Being European I always regarded the EU as an Eden-like place where people from Latvia to Portugal could come around, sit down and discuss how amazing the continent is and how bright the future looks for the next generations. Events in Athens now point at radically different scenarios. Not only do we seem to have lost that sense of “Europeness” which should glue us together and lead us to our common aim of fraternity – we also seem to have lost faith in our currency, our role in global politics and, ultimately, our raison d’être .

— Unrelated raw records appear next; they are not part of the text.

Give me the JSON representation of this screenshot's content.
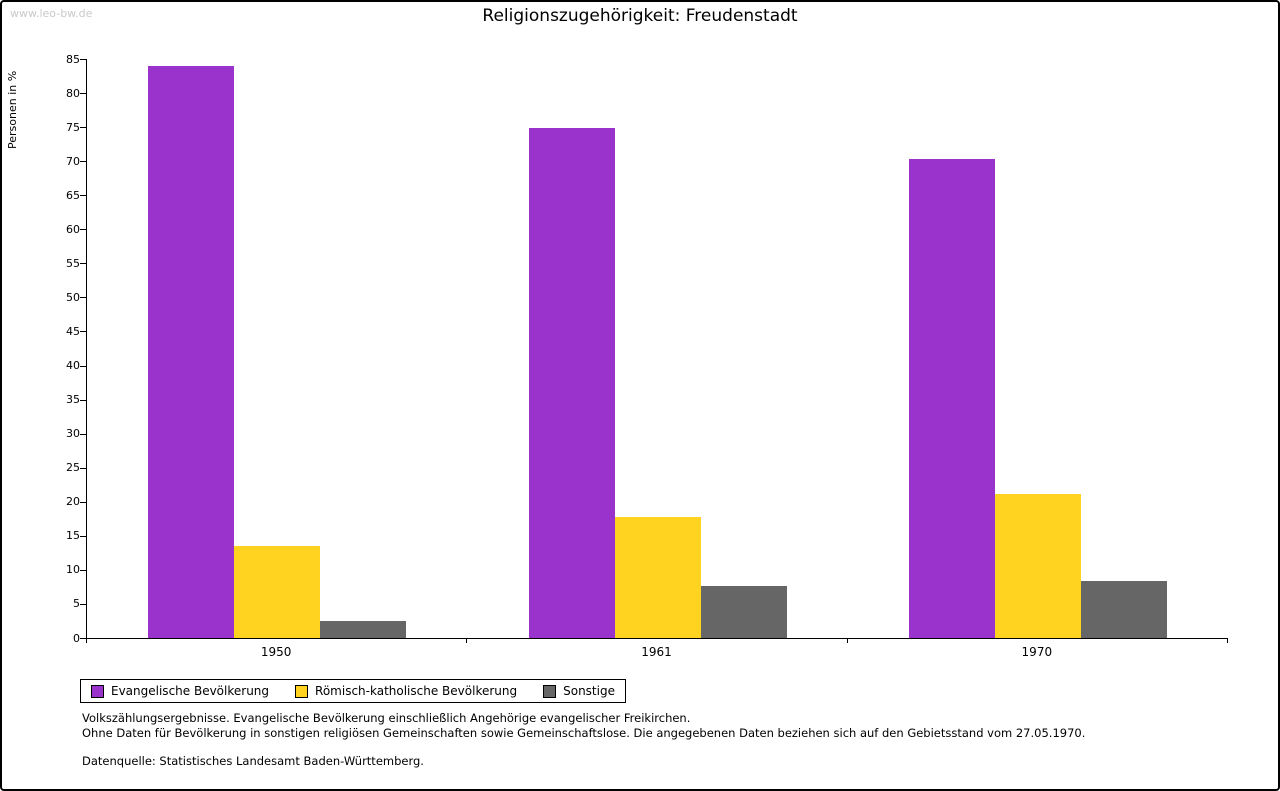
{
  "page": {
    "watermark": "www.leo-bw.de",
    "title": "Religionszugehörigkeit: Freudenstadt"
  },
  "chart_data": {
    "type": "bar",
    "title": "Religionszugehörigkeit: Freudenstadt",
    "xlabel": "",
    "ylabel": "Personen in %",
    "categories": [
      "1950",
      "1961",
      "1970"
    ],
    "series": [
      {
        "name": "Evangelische Bevölkerung",
        "color": "#9933CC",
        "values": [
          84.0,
          74.8,
          70.3
        ]
      },
      {
        "name": "Römisch-katholische Bevölkerung",
        "color": "#FFD320",
        "values": [
          13.5,
          17.8,
          21.2
        ]
      },
      {
        "name": "Sonstige",
        "color": "#666666",
        "values": [
          2.5,
          7.7,
          8.4
        ]
      }
    ],
    "ylim": [
      0,
      85
    ],
    "ytick_step": 5,
    "grid": false,
    "legend_position": "bottom-left"
  },
  "footnotes": {
    "line1": "Volkszählungsergebnisse. Evangelische Bevölkerung einschließlich Angehörige evangelischer Freikirchen.",
    "line2": "Ohne Daten für Bevölkerung in sonstigen religiösen Gemeinschaften sowie Gemeinschaftslose. Die angegebenen Daten beziehen sich auf den Gebietsstand vom 27.05.1970.",
    "source": "Datenquelle: Statistisches Landesamt Baden-Württemberg."
  }
}
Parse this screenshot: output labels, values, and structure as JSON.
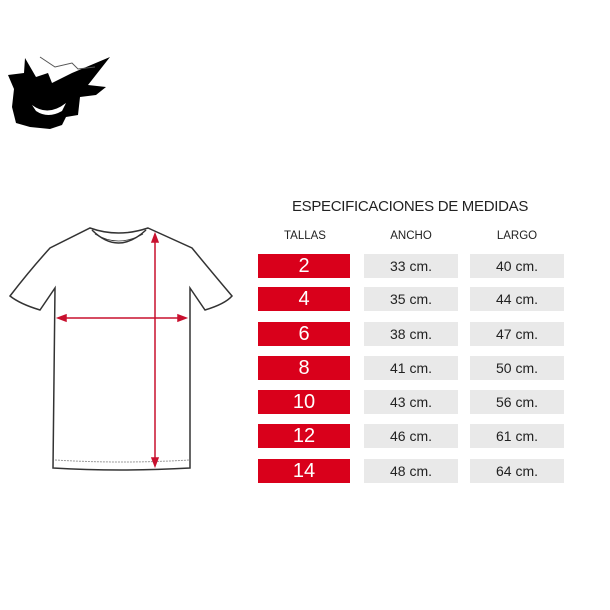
{
  "title": "ESPECIFICACIONES DE MEDIDAS",
  "headers": {
    "tallas": "TALLAS",
    "ancho": "ANCHO",
    "largo": "LARGO"
  },
  "rows": [
    {
      "talla": "2",
      "ancho": "33 cm.",
      "largo": "40 cm."
    },
    {
      "talla": "4",
      "ancho": "35 cm.",
      "largo": "44 cm."
    },
    {
      "talla": "6",
      "ancho": "38 cm.",
      "largo": "47 cm."
    },
    {
      "talla": "8",
      "ancho": "41 cm.",
      "largo": "50 cm."
    },
    {
      "talla": "10",
      "ancho": "43 cm.",
      "largo": "56 cm."
    },
    {
      "talla": "12",
      "ancho": "46 cm.",
      "largo": "61 cm."
    },
    {
      "talla": "14",
      "ancho": "48 cm.",
      "largo": "64 cm."
    }
  ],
  "colors": {
    "accent": "#d9001b",
    "cell_bg": "#e9e9e9"
  },
  "icons": {
    "logo": "ghost-face-logo",
    "diagram": "tshirt-measurement-diagram"
  }
}
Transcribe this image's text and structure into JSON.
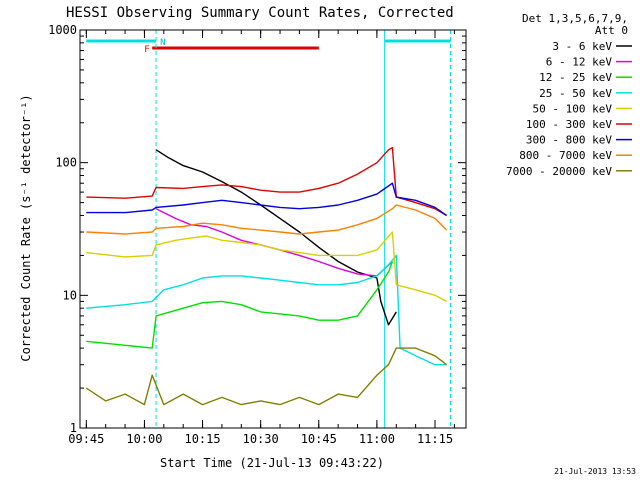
{
  "chart_data": {
    "type": "line",
    "title": "HESSI Observing Summary Count Rates, Corrected",
    "xlabel": "Start Time (21-Jul-13 09:43:22)",
    "ylabel": "Corrected Count Rate (s⁻¹ detector⁻¹)",
    "y_scale": "log",
    "ylim": [
      1,
      1000
    ],
    "xlim": [
      "09:43:22",
      "11:23:00"
    ],
    "x_ticks": [
      "09:45",
      "10:00",
      "10:15",
      "10:30",
      "10:45",
      "11:00",
      "11:15"
    ],
    "y_ticks": [
      "1",
      "10",
      "100",
      "1000"
    ],
    "legend_header": [
      "Det 1,3,5,6,7,9,",
      "Att 0"
    ],
    "legend_position": "right",
    "timestamp": "21-Jul-2013 13:53",
    "flag_labels": {
      "F": "F",
      "N": "N"
    },
    "flags": {
      "night_cyan": [
        [
          "09:45",
          "10:03"
        ],
        [
          "11:02",
          "11:19"
        ]
      ],
      "flare_red": [
        [
          "10:02",
          "10:45"
        ]
      ],
      "dashed_lines": [
        "10:03",
        "11:19"
      ],
      "solid_lines": [
        "11:02"
      ]
    },
    "series": [
      {
        "name": "3 - 6 keV",
        "color": "#000000",
        "points": [
          [
            "10:03",
            125
          ],
          [
            "10:06",
            110
          ],
          [
            "10:10",
            95
          ],
          [
            "10:15",
            85
          ],
          [
            "10:20",
            72
          ],
          [
            "10:25",
            60
          ],
          [
            "10:30",
            48
          ],
          [
            "10:35",
            38
          ],
          [
            "10:40",
            30
          ],
          [
            "10:45",
            23
          ],
          [
            "10:50",
            18
          ],
          [
            "10:55",
            15
          ],
          [
            "11:00",
            13.5
          ],
          [
            "11:01",
            9
          ],
          [
            "11:03",
            6
          ],
          [
            "11:05",
            7.5
          ]
        ]
      },
      {
        "name": "6 - 12 keV",
        "color": "#e000e0",
        "points": [
          [
            "10:03",
            45
          ],
          [
            "10:08",
            38
          ],
          [
            "10:12",
            34
          ],
          [
            "10:16",
            33
          ],
          [
            "10:20",
            30
          ],
          [
            "10:25",
            26
          ],
          [
            "10:30",
            24
          ],
          [
            "10:35",
            22
          ],
          [
            "10:40",
            20
          ],
          [
            "10:45",
            18
          ],
          [
            "10:50",
            16
          ],
          [
            "10:55",
            14.5
          ],
          [
            "11:00",
            14
          ],
          [
            "11:04",
            18
          ]
        ]
      },
      {
        "name": "12 - 25 keV",
        "color": "#00e000",
        "points": [
          [
            "09:45",
            4.5
          ],
          [
            "09:55",
            4.2
          ],
          [
            "10:02",
            4
          ],
          [
            "10:03",
            7
          ],
          [
            "10:10",
            8
          ],
          [
            "10:15",
            8.8
          ],
          [
            "10:20",
            9
          ],
          [
            "10:25",
            8.5
          ],
          [
            "10:30",
            7.5
          ],
          [
            "10:40",
            7
          ],
          [
            "10:45",
            6.5
          ],
          [
            "10:50",
            6.5
          ],
          [
            "10:55",
            7
          ],
          [
            "11:00",
            11
          ],
          [
            "11:03",
            15
          ],
          [
            "11:04",
            18
          ]
        ]
      },
      {
        "name": "25 - 50 keV",
        "color": "#00e0e0",
        "points": [
          [
            "09:45",
            8
          ],
          [
            "09:55",
            8.5
          ],
          [
            "10:02",
            9
          ],
          [
            "10:05",
            11
          ],
          [
            "10:10",
            12
          ],
          [
            "10:15",
            13.5
          ],
          [
            "10:20",
            14
          ],
          [
            "10:25",
            14
          ],
          [
            "10:30",
            13.5
          ],
          [
            "10:35",
            13
          ],
          [
            "10:40",
            12.5
          ],
          [
            "10:45",
            12
          ],
          [
            "10:50",
            12
          ],
          [
            "10:55",
            12.5
          ],
          [
            "11:00",
            14
          ],
          [
            "11:03",
            17
          ],
          [
            "11:05",
            20
          ],
          [
            "11:06",
            4
          ],
          [
            "11:10",
            3.5
          ],
          [
            "11:15",
            3
          ],
          [
            "11:18",
            3
          ]
        ]
      },
      {
        "name": "50 - 100 keV",
        "color": "#d8d000",
        "points": [
          [
            "09:45",
            21
          ],
          [
            "09:55",
            19.5
          ],
          [
            "10:02",
            20
          ],
          [
            "10:03",
            24
          ],
          [
            "10:08",
            26
          ],
          [
            "10:12",
            27
          ],
          [
            "10:16",
            28
          ],
          [
            "10:20",
            26
          ],
          [
            "10:25",
            25
          ],
          [
            "10:30",
            24
          ],
          [
            "10:35",
            22
          ],
          [
            "10:40",
            21
          ],
          [
            "10:45",
            20
          ],
          [
            "10:50",
            20
          ],
          [
            "10:55",
            20
          ],
          [
            "11:00",
            22
          ],
          [
            "11:04",
            30
          ],
          [
            "11:05",
            12
          ],
          [
            "11:10",
            11
          ],
          [
            "11:15",
            10
          ],
          [
            "11:18",
            9
          ]
        ]
      },
      {
        "name": "100 - 300 keV",
        "color": "#e00000",
        "points": [
          [
            "09:45",
            55
          ],
          [
            "09:55",
            54
          ],
          [
            "10:02",
            56
          ],
          [
            "10:03",
            65
          ],
          [
            "10:10",
            64
          ],
          [
            "10:15",
            66
          ],
          [
            "10:20",
            68
          ],
          [
            "10:25",
            66
          ],
          [
            "10:30",
            62
          ],
          [
            "10:35",
            60
          ],
          [
            "10:40",
            60
          ],
          [
            "10:45",
            64
          ],
          [
            "10:50",
            70
          ],
          [
            "10:55",
            82
          ],
          [
            "11:00",
            100
          ],
          [
            "11:03",
            125
          ],
          [
            "11:04",
            130
          ],
          [
            "11:05",
            55
          ],
          [
            "11:10",
            50
          ],
          [
            "11:15",
            45
          ],
          [
            "11:18",
            40
          ]
        ]
      },
      {
        "name": "300 - 800 keV",
        "color": "#0000e0",
        "points": [
          [
            "09:45",
            42
          ],
          [
            "09:55",
            42
          ],
          [
            "10:02",
            44
          ],
          [
            "10:03",
            46
          ],
          [
            "10:10",
            48
          ],
          [
            "10:15",
            50
          ],
          [
            "10:20",
            52
          ],
          [
            "10:25",
            50
          ],
          [
            "10:30",
            48
          ],
          [
            "10:35",
            46
          ],
          [
            "10:40",
            45
          ],
          [
            "10:45",
            46
          ],
          [
            "10:50",
            48
          ],
          [
            "10:55",
            52
          ],
          [
            "11:00",
            58
          ],
          [
            "11:04",
            70
          ],
          [
            "11:05",
            55
          ],
          [
            "11:10",
            52
          ],
          [
            "11:15",
            46
          ],
          [
            "11:18",
            40
          ]
        ]
      },
      {
        "name": "800 - 7000 keV",
        "color": "#ff8000",
        "points": [
          [
            "09:45",
            30
          ],
          [
            "09:55",
            29
          ],
          [
            "10:02",
            30
          ],
          [
            "10:03",
            32
          ],
          [
            "10:10",
            33
          ],
          [
            "10:15",
            35
          ],
          [
            "10:20",
            34
          ],
          [
            "10:25",
            32
          ],
          [
            "10:30",
            31
          ],
          [
            "10:35",
            30
          ],
          [
            "10:40",
            29
          ],
          [
            "10:45",
            30
          ],
          [
            "10:50",
            31
          ],
          [
            "10:55",
            34
          ],
          [
            "11:00",
            38
          ],
          [
            "11:04",
            45
          ],
          [
            "11:05",
            48
          ],
          [
            "11:10",
            44
          ],
          [
            "11:15",
            38
          ],
          [
            "11:18",
            31
          ]
        ]
      },
      {
        "name": "7000 - 20000 keV",
        "color": "#808000",
        "points": [
          [
            "09:45",
            2
          ],
          [
            "09:50",
            1.6
          ],
          [
            "09:55",
            1.8
          ],
          [
            "10:00",
            1.5
          ],
          [
            "10:02",
            2.5
          ],
          [
            "10:05",
            1.5
          ],
          [
            "10:10",
            1.8
          ],
          [
            "10:15",
            1.5
          ],
          [
            "10:20",
            1.7
          ],
          [
            "10:25",
            1.5
          ],
          [
            "10:30",
            1.6
          ],
          [
            "10:35",
            1.5
          ],
          [
            "10:40",
            1.7
          ],
          [
            "10:45",
            1.5
          ],
          [
            "10:50",
            1.8
          ],
          [
            "10:55",
            1.7
          ],
          [
            "11:00",
            2.5
          ],
          [
            "11:03",
            3
          ],
          [
            "11:05",
            4
          ],
          [
            "11:10",
            4
          ],
          [
            "11:15",
            3.5
          ],
          [
            "11:18",
            3
          ]
        ]
      }
    ]
  }
}
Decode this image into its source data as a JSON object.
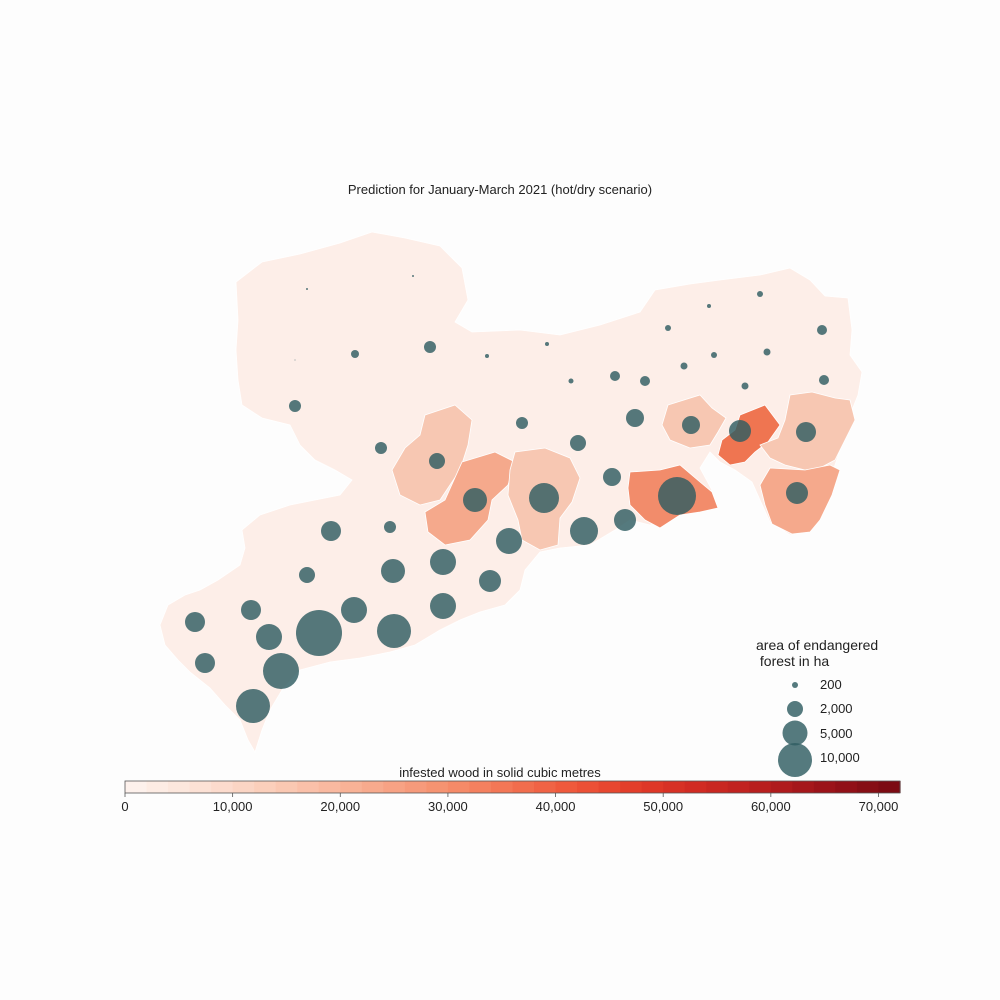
{
  "title": "Prediction for January-March 2021 (hot/dry scenario)",
  "colors": {
    "region_base": "#fdeee8",
    "region_light": "#f7c7b2",
    "region_mid": "#f5a98c",
    "region_strong": "#f28c6b",
    "region_stronger": "#ef7551",
    "bubble": "#2f5d62",
    "bubble_alpha": 0.82
  },
  "size_legend": {
    "title_line1": "area of endangered",
    "title_line2": " forest in ha",
    "entries": [
      {
        "label": "200",
        "value": 200
      },
      {
        "label": "2,000",
        "value": 2000
      },
      {
        "label": "5,000",
        "value": 5000
      },
      {
        "label": "10,000",
        "value": 10000
      }
    ]
  },
  "colorbar": {
    "label": "infested wood in solid cubic metres",
    "min": 0,
    "max": 72000,
    "ticks": [
      {
        "value": 0,
        "label": "0"
      },
      {
        "value": 10000,
        "label": "10,000"
      },
      {
        "value": 20000,
        "label": "20,000"
      },
      {
        "value": 30000,
        "label": "30,000"
      },
      {
        "value": 40000,
        "label": "40,000"
      },
      {
        "value": 50000,
        "label": "50,000"
      },
      {
        "value": 60000,
        "label": "60,000"
      },
      {
        "value": 70000,
        "label": "70,000"
      }
    ],
    "stops": [
      "#fdf1ec",
      "#fce2d6",
      "#fbd0bd",
      "#f9bba2",
      "#f7a587",
      "#f58e6c",
      "#f27251",
      "#ee5539",
      "#e23b28",
      "#cf2a22",
      "#b71e1e",
      "#9a1319",
      "#7c0b13"
    ]
  }
}
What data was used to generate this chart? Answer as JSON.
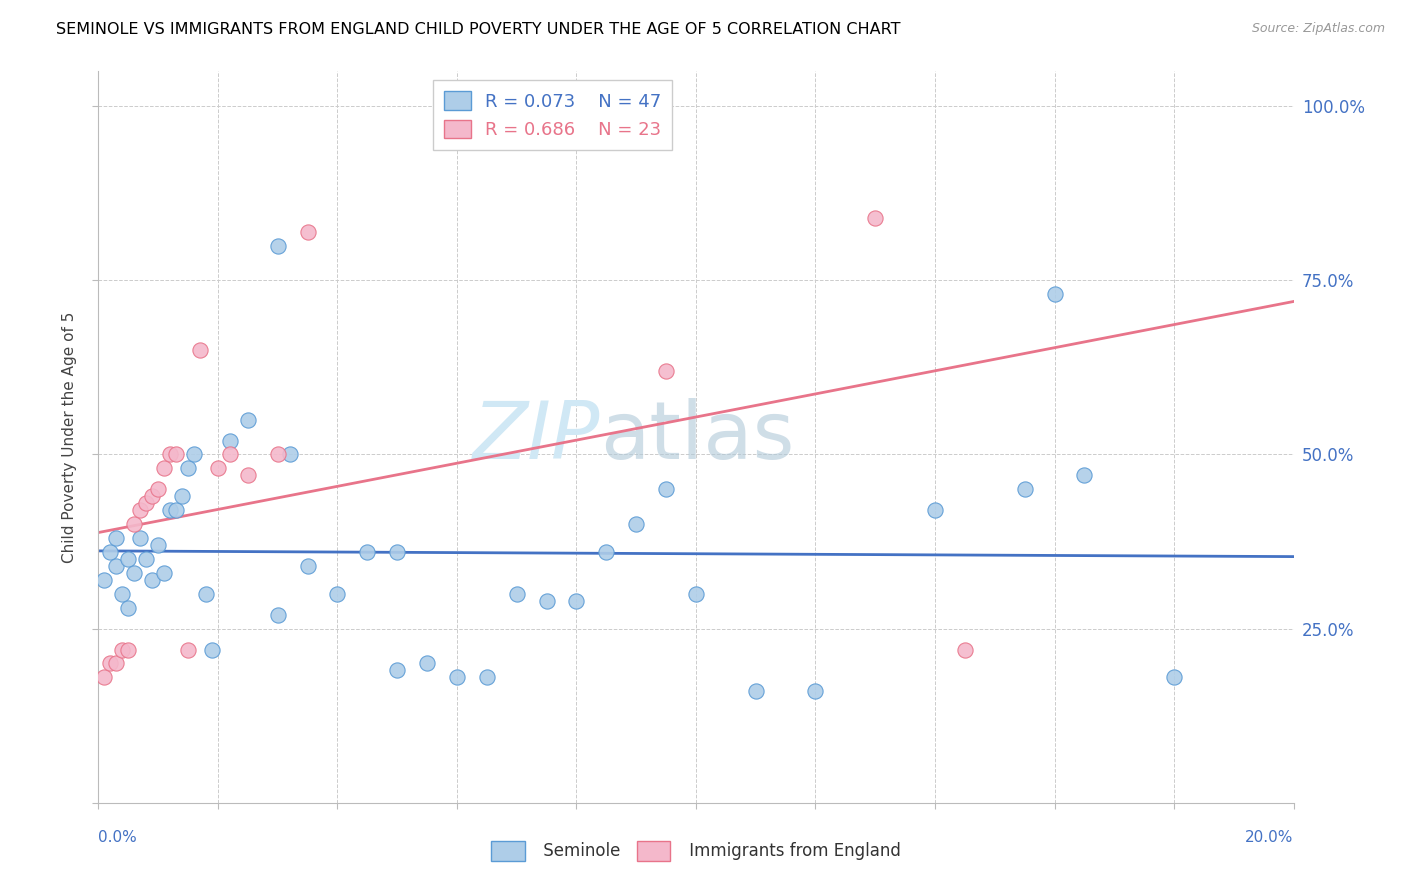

Okay, but where does Britain come into the picture? It is recent news that the UK shall not contribute to the € 750 billion bill to bail out Greece and give stability to the euro. Mr Brown, in his last days of his mandate, said he would not be willing to do so, and William Hague, UK’s future foreign minister, has already written to Mr Cameron his suggestions for UK-EU relations in the years to come. Mr Hague says he is firmly against any further step towards integration, and points that the elections results have changed the way the UK regards the EU.

What does that mean? Quite simply, deal with your problems yourself. Should Britain return to its pre-WWI policy of splendid isolation, the EU would lose one of its biggest allies. If the EU’s aim, to quote France’s former president Mr Chirac, is that of providing a counter-pole to US might, then the Union would require every single one of its member, especially one as powerful as the UK.

Politics shapes my life as well as yours. This applies to those who voted and those who did not. Even to those who queued outside Ramphal and those who got up the next morning to people crying, laughing, cheering, and saw no good reason to care.